RasiRNA in the context of "Argonaute"

RNA silencing or RNA interference refers to a family of gene silencing effects by which gene expression is negatively regulated by non-coding RNAs such as microRNAs. RNA silencing may also be defined as sequence-specific regulation of gene expression triggered by double-stranded RNA (dsRNA). RNA silencing mechanisms are conserved among most eukaryotes. The most common and well-studied example is RNA interference (RNAi), in which endogenously expressed microRNA (miRNA) or exogenously derived small interfering RNA (siRNA) induces the degradation of complementary messenger RNA. Other classes of small RNA have been identified, including piwi-interacting RNA (piRNA) and its subspecies repeat associated small interfering RNA (rasiRNA).

Small RNA (sRNA) are polymeric RNA molecules that are less than 200 nucleotides in length, and are usually non-coding. RNA silencing is often a function of these molecules, with the most common and well-studied example being RNA interference (RNAi), in which endogenously (from within the organism) expressed microRNA (miRNA) or endogenously/exogenously (from outside the organism) derived small interfering RNA (siRNA) induces the degradation of complementary messenger RNA. Other classes of small RNA have been identified, including piwi-interacting RNA (piRNA) and its subspecies repeat associated small interfering RNA (rasiRNA). Small RNA "is unable to induce RNAi alone, and to accomplish the task it must form the core of the RNA–protein complex termed the RNA-induced silencing complex (RISC), specifically with Argonaute protein".

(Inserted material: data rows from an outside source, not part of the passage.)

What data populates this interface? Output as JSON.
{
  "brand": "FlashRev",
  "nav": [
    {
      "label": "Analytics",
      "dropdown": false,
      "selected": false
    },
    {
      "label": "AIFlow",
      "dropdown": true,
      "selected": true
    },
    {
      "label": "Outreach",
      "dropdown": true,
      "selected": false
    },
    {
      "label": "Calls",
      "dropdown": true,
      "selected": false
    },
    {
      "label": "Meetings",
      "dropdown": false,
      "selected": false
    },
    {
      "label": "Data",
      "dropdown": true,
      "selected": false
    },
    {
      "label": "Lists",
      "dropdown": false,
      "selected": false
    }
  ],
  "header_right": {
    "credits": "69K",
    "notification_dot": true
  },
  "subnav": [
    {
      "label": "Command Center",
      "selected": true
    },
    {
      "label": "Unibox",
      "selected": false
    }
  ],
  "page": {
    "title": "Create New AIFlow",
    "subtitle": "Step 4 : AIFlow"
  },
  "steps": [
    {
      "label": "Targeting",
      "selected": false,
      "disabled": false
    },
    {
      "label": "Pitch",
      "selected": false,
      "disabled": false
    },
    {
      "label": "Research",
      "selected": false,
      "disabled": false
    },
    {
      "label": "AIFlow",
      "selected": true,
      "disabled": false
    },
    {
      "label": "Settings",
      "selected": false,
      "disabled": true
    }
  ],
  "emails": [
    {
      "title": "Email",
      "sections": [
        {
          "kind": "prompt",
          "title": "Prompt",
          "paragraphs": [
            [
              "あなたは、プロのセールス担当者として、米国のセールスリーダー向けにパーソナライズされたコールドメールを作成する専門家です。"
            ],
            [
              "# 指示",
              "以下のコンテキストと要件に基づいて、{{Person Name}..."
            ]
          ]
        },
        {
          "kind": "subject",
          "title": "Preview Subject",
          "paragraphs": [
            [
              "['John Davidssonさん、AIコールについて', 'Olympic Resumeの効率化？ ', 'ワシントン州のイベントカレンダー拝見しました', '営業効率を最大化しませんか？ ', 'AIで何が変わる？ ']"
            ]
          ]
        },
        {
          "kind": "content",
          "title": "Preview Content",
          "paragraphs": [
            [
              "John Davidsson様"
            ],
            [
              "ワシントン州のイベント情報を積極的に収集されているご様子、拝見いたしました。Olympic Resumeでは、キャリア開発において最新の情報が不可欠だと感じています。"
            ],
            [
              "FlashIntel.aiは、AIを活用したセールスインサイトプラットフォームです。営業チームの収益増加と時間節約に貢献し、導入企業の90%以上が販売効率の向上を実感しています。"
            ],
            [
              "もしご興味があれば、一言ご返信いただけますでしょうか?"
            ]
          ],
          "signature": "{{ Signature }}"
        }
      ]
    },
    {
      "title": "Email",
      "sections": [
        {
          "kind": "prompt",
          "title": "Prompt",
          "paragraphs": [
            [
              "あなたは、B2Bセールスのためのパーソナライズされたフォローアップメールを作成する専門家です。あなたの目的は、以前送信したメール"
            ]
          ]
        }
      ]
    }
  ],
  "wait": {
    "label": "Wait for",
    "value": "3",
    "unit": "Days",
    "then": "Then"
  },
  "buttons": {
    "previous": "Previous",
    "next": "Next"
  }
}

Small RNA have been detected or sequenced using a range of techniques, including directly by MicroRNA sequencing on several sequencing platforms, or indirectly through genome sequencing and analysis. Identification of miRNAs has been evaluated in detecting human disease, such as breast cancer. Peripheral blood mononuclear cell (PBMC) miRNA expression has been studied as potential biomarker for different neurological disorders such as Parkinson's disease, Multiple sclerosis. Evaluating small RNA is useful for certain kinds of study because its molecules "do not need to be fragmented prior to library preparation".